(V.Meta) – Più che Pep Guardiola, in Spagna era Marcelo Bielsa a essere considerato il vero anti Mourinho. Non per le ragioni storico-sociali che oppongono Barcellona e Real Madrid, quanto perché in fondo il portoghese e l’argentino hanno in comune molto più di quanto sembri dall’esterno: la coerenza.
Non si sono mai spacciati per quello che non sono, hanno sempre parlato chiaramente assumendosi in toto le responsabilità delle proprie scelte, che sono state appunto sempre e soltanto le loro. Che poi Mourinho se la cavi meglio con i media e Bielsa preferisca tenere le questioni all’interno dello spogliatorio, è un tratto secondario.
Allenatore dei due mondi, Marcelo Bielsa, nato a Rosario come Lionel Messi, difensore roccioso che lascia il calcio giocato nel 1980, a soli venticinque anni. Comincia dalle giovanili dell’Old Boys, dove trova, insieme ad Abel Balbo e Nestor Sensini, pure un certo Gabriel Omar Batistuta. Nel ’90 gli danno la prima squadra ed è subito titolo argentino, mentre la stagione successiva arrivano il Clausura e la finale di Libertadores persa contro il San Paolo di Cafu. Tre stagioni in Messico fra Atlas e Amé- rica, nel ’97 il ritorno in Argentina per guidare il Velez, dove resta un solo anno perché nel ’98 varca l’Atlantico per accettare la panchina dell’Espanyol, non fosse che dopo pochi mesi gli arriva l’offerta che non si può rifiutare: la nazionale argentina, dove succede a Daniel Passarella. I Mondiali 2002 sono un disastro (fuori al primo turno, eliminato da Svezia e Inghilterra, che si prende la rivincita di quattro anni prima), ma la federazione gli concede una seconda possibilità e nel 2004 arrivano una finale di Coppa America e l’oro olimpico ad Atene con l’Under 21.
Successi che non bastano a fargli cambiare idea sulle dimissioni, rassegnate alla fine dell’estate. Tre stagioni senza panchina, nel 2007 il rientro alla guida del Cile, portato brillantemente ai Mondiali in Sudafrica grazie al secondo posto nel girone sudamericano, chiuso con appena un punto in meno del Brasile, la squadra che avrebbe poi eliminato i cileni negli ottavi. A fine Mondiale gli rinnovano il contratto fino al 2015, ma con un’opzione di svincolo fissata al 2011 e puntualmente esercitata in seguito alle elezioni federali cilene. Nell’estate 2011, tredici anni dopo la brevissima parentesi catalana, riattraversa l’Atlantico per sedersi sulla panchina dei baschi dell’Athletic Bilbao, che guida alla finale di Coppa del Re e a quella di Europa League, dopo aver eliminato avversarie del calibro di Paris Saint-Germain, Manchester United e Schalke 04. Le perderà entrambe (la prima contro l’ultimo Barcellona di Guardiola, l’altra con l’Atletico Madrid di Radamel Falcao), ma, scrive in quei giorni El Pais, Bielsa “riesce a essere un punto di riferimento anche e soprattutto quando perde”.
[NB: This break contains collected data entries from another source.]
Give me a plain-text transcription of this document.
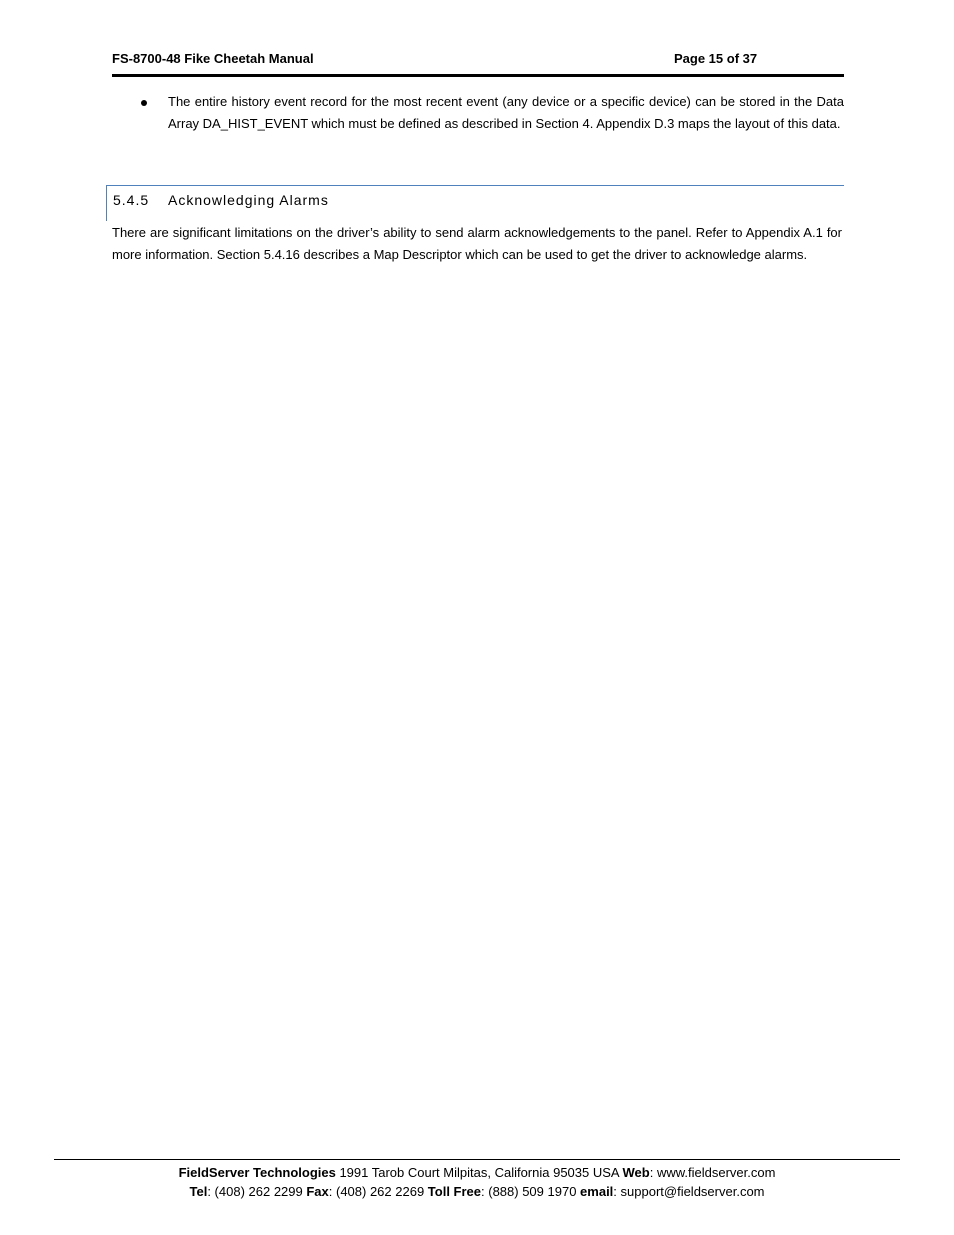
FS-8700-48 Fike Cheetah Manual	Page 15 of 37
The entire history event record for the most recent event (any device or a specific device) can be stored in the Data Array DA_HIST_EVENT which must be defined as described in Section 4. Appendix D.3 maps the layout of this data.
5.4.5 Acknowledging Alarms
There are significant limitations on the driver’s ability to send alarm acknowledgements to the panel. Refer to Appendix A.1 for more information. Section 5.4.16 describes a Map Descriptor which can be used to get the driver to acknowledge alarms.
FieldServer Technologies 1991 Tarob Court Milpitas, California 95035 USA Web: www.fieldserver.com
Tel: (408) 262 2299 Fax: (408) 262 2269 Toll Free: (888) 509 1970 email: support@fieldserver.com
Lo chiamano “El Loco” per quel suo carattere che prende fuoco facilmente e per i modi diretti (se ha qualcosa da dire a un giocatore, non è tipo da andare tanto per il sottile), eppure dalle sue squadre è stato sempre stimato, mentre i tifosi hanno visto in lui un monumento alla coerenza. Potrà anche aver lasciato agli altri qualche trofeo (c’è anche da dire che ha perso sempre contro squadre oggettivamente più forti della sua), ma il gioco no, quello è sempre stato una sua prerogativa. Gli piace il pressing alto, è uno che ama giocare aggressivo, anche per questo si dice che i suoi allenamenti siano durissimi. A Sabatini piace per i modi spicci, forse perché gli ricordano i suoi, e forse prorio la sua estrema coerenza potrebbe essere l’ingrediente segreto per venire a capo di una panchina che sembra stregata.